As an aside, a few words on DB’S thought about religion in a world-come-of-age. Religion in the West has not disappeared as he apparently thought it would. Rather, it has flourished. Was Bonhoeffer wrong? And if so, why should we pay attention to him on this point? Barry Harvey offers a judicious response (Taking Hold of the Real:3576): 


“As with other aspects of his theology, Bonhoeffer’s observations about the nature and fate of religion in a world come of age are at best incomplete, and at times they appear to miss the mark; thus they must not only be corrected and expanded, but in certain respects radicalized. Most obviously, reports of religion’s demise, which he seems to accept at face value, have been greatly exaggerated. Though its distinctive features have been modified somewhat, what is typically regarded as religion has not disappeared from the human landscape— indeed, far from it.
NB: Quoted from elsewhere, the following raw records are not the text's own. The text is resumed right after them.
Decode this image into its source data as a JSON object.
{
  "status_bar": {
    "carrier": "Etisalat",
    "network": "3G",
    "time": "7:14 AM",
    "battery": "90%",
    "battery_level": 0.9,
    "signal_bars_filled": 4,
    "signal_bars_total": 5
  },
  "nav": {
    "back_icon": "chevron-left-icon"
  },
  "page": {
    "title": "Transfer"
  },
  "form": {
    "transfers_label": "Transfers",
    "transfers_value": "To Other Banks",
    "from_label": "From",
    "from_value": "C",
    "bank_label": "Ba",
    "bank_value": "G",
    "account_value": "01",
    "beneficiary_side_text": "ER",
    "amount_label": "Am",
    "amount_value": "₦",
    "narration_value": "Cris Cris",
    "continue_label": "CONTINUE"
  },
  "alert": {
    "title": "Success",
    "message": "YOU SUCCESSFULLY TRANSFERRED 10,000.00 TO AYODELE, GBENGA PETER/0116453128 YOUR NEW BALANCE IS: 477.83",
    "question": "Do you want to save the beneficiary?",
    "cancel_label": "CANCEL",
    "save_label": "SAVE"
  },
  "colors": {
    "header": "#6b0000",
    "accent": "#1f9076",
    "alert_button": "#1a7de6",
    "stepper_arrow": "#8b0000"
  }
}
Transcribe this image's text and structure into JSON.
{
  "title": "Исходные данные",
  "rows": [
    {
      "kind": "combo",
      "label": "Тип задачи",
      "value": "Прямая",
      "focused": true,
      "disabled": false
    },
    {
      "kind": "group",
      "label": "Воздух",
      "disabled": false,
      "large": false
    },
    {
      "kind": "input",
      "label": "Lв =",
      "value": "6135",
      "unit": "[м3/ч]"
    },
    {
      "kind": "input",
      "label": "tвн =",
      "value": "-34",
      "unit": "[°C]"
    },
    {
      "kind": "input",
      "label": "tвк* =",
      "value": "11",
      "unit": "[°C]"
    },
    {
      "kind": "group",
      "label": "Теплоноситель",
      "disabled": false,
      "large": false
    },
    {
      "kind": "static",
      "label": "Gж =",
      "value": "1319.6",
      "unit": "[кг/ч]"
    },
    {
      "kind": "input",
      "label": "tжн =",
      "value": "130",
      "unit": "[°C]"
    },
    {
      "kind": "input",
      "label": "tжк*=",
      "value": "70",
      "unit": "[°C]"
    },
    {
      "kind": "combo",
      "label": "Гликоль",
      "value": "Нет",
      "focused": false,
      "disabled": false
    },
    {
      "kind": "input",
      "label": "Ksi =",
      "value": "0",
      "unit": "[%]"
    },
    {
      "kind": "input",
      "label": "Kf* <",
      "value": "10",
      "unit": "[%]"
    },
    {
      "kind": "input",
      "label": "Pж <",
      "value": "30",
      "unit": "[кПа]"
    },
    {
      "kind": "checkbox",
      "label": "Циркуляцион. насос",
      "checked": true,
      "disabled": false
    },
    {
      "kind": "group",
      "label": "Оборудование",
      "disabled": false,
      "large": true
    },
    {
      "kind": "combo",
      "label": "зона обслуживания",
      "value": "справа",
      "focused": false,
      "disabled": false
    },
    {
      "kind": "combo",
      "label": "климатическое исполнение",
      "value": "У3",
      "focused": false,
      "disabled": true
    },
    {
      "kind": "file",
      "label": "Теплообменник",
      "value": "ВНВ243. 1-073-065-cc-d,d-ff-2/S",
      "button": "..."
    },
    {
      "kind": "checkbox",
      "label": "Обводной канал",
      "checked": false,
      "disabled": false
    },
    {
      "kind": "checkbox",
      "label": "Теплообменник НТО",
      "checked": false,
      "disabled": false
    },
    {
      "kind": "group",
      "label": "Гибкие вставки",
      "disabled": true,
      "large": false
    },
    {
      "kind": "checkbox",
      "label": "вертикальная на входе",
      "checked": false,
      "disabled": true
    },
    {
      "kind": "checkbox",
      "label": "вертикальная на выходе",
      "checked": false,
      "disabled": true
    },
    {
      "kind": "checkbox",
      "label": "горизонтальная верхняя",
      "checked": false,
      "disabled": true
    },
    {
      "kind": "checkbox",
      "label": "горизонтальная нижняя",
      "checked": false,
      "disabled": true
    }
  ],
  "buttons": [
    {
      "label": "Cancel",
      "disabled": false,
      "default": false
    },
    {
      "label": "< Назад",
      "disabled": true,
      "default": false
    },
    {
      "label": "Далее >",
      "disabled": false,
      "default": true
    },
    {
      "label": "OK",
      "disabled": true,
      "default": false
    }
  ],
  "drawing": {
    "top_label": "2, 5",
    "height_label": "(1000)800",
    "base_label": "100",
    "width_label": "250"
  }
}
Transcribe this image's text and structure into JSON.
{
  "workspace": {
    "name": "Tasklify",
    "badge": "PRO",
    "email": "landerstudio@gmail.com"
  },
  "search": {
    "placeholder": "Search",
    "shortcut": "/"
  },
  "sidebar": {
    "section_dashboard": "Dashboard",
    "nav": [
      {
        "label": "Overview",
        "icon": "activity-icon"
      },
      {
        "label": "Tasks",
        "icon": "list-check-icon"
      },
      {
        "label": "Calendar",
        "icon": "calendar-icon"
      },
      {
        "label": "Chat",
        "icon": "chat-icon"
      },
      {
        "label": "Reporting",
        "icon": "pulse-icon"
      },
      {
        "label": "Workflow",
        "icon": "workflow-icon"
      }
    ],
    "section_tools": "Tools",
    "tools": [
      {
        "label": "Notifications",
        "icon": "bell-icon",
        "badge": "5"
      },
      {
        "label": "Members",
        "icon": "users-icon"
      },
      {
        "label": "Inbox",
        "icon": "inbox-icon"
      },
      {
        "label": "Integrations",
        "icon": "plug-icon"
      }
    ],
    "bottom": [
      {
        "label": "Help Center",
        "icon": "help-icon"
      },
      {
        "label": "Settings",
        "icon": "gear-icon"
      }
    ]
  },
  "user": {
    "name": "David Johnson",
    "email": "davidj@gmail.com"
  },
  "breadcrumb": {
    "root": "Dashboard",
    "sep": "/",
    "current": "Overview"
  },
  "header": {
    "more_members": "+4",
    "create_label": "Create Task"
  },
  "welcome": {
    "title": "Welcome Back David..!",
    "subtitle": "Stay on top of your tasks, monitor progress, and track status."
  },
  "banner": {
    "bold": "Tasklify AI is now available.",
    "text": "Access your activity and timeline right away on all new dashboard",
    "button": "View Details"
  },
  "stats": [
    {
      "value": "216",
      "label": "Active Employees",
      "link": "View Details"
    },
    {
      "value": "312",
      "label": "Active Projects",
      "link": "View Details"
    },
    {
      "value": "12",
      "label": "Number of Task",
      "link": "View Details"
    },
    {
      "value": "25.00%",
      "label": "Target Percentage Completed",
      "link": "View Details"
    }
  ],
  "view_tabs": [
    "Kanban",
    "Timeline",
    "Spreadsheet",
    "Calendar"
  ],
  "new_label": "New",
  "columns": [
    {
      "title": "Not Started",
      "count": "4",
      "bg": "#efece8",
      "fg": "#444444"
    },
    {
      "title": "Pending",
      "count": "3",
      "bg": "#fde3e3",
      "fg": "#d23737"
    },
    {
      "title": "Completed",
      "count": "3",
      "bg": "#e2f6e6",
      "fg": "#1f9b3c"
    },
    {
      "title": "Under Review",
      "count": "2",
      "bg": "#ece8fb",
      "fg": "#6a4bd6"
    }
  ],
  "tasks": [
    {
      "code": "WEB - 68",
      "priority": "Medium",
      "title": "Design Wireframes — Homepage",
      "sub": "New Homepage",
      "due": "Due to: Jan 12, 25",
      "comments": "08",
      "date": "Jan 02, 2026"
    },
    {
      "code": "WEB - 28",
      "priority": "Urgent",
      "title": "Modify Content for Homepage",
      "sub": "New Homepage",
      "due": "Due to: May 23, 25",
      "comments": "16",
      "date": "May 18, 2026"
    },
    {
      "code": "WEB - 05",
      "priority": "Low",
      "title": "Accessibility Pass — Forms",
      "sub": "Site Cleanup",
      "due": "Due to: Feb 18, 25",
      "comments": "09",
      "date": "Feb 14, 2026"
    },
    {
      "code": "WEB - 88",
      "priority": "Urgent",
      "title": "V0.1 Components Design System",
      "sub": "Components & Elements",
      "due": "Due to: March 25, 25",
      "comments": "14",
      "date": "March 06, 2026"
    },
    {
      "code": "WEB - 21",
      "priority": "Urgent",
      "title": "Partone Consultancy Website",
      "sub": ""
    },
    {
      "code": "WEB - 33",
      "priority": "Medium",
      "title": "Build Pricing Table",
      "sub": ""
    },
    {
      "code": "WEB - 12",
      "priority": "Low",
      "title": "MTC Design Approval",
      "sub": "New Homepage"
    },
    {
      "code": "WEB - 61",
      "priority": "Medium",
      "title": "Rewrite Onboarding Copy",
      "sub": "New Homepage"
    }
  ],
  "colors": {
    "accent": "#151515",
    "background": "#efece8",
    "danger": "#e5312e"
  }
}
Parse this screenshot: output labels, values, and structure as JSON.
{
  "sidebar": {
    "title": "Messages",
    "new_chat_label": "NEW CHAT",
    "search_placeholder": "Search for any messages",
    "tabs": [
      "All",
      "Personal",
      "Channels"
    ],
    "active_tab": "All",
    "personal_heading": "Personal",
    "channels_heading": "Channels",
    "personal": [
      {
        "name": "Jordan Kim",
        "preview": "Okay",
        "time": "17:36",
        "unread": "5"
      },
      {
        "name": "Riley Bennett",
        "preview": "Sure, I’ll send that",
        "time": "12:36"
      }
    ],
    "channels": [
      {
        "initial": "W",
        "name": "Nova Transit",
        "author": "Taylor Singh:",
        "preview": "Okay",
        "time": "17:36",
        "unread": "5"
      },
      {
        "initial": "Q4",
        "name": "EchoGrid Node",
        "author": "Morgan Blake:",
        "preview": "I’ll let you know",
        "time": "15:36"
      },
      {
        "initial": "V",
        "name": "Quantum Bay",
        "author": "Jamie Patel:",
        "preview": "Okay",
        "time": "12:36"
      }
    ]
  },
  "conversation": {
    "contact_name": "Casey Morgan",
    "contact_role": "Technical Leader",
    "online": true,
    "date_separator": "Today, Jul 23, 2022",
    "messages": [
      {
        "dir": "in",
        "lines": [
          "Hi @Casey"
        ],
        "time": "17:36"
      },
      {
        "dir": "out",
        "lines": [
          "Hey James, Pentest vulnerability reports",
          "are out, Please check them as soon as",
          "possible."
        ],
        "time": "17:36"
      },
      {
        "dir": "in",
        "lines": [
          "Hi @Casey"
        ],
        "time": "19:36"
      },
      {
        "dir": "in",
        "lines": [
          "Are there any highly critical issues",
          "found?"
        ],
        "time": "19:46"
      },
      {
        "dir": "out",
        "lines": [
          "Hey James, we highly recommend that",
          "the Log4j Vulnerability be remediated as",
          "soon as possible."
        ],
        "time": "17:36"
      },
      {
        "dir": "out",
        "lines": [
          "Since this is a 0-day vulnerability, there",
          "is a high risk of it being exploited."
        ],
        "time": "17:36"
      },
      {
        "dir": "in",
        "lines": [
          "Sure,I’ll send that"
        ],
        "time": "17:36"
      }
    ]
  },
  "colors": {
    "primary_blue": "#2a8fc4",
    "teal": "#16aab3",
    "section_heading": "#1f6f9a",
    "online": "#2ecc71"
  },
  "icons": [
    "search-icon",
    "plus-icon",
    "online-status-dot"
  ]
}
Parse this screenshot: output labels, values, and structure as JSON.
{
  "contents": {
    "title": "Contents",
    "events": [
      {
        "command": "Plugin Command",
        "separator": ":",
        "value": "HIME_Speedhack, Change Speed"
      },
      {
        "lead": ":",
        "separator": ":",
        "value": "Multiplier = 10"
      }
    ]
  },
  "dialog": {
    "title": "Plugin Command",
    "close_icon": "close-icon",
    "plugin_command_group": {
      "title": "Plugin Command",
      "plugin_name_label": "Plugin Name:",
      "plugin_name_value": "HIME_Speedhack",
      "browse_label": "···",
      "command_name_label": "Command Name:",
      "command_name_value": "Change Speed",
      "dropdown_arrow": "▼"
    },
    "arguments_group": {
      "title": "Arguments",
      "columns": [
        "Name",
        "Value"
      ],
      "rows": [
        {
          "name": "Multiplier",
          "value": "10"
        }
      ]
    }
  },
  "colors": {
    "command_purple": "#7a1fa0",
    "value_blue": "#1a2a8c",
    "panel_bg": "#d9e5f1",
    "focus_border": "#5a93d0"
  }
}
But we must proceed cautiously with respect to these assertions about a religionless age, for (DB’s) primary concern has to do with the theological role this concept had played in the waning years of Christendom. Due to these social technologies, Christian ideas and images are no longer embodied in the habits and practices that form our day-to-day existence, but continue to be sequestered in carefully delimited realms. The fact that, save for the nations of Western Europe, the predicted waning of what is still thought of as religious belief and practice has not materialized does not negate the primary force of Bonhoeffer’s critique of religion or call for a religionless Christianity. Now, more than ever, the church needs to unseat this concept (religion) from its privileged place in the working grammar of Christian theology.”

I would put it like this. DB was not trying to develop a theology or sociology of world religions. He followed and developed Barth’s critique of religion in the Church Dogmatics. A critique he did not believe Barth carried through fully enough. The “religion” he is concerned with is not a general feature of human life. It is the chief feature of the Christianity he knew that could not find the resources to stand up against the Nazi blasphemy and its horrors. That is the religion we must lose in the interest of true belief or faith. Costly grace. The kind Jesus taught in the Sermon on the Mount, which, he wrote to his brother, if taken seriously and lived out daily, could explode the whole Nazi phenomenon! “Ya gotta believe!”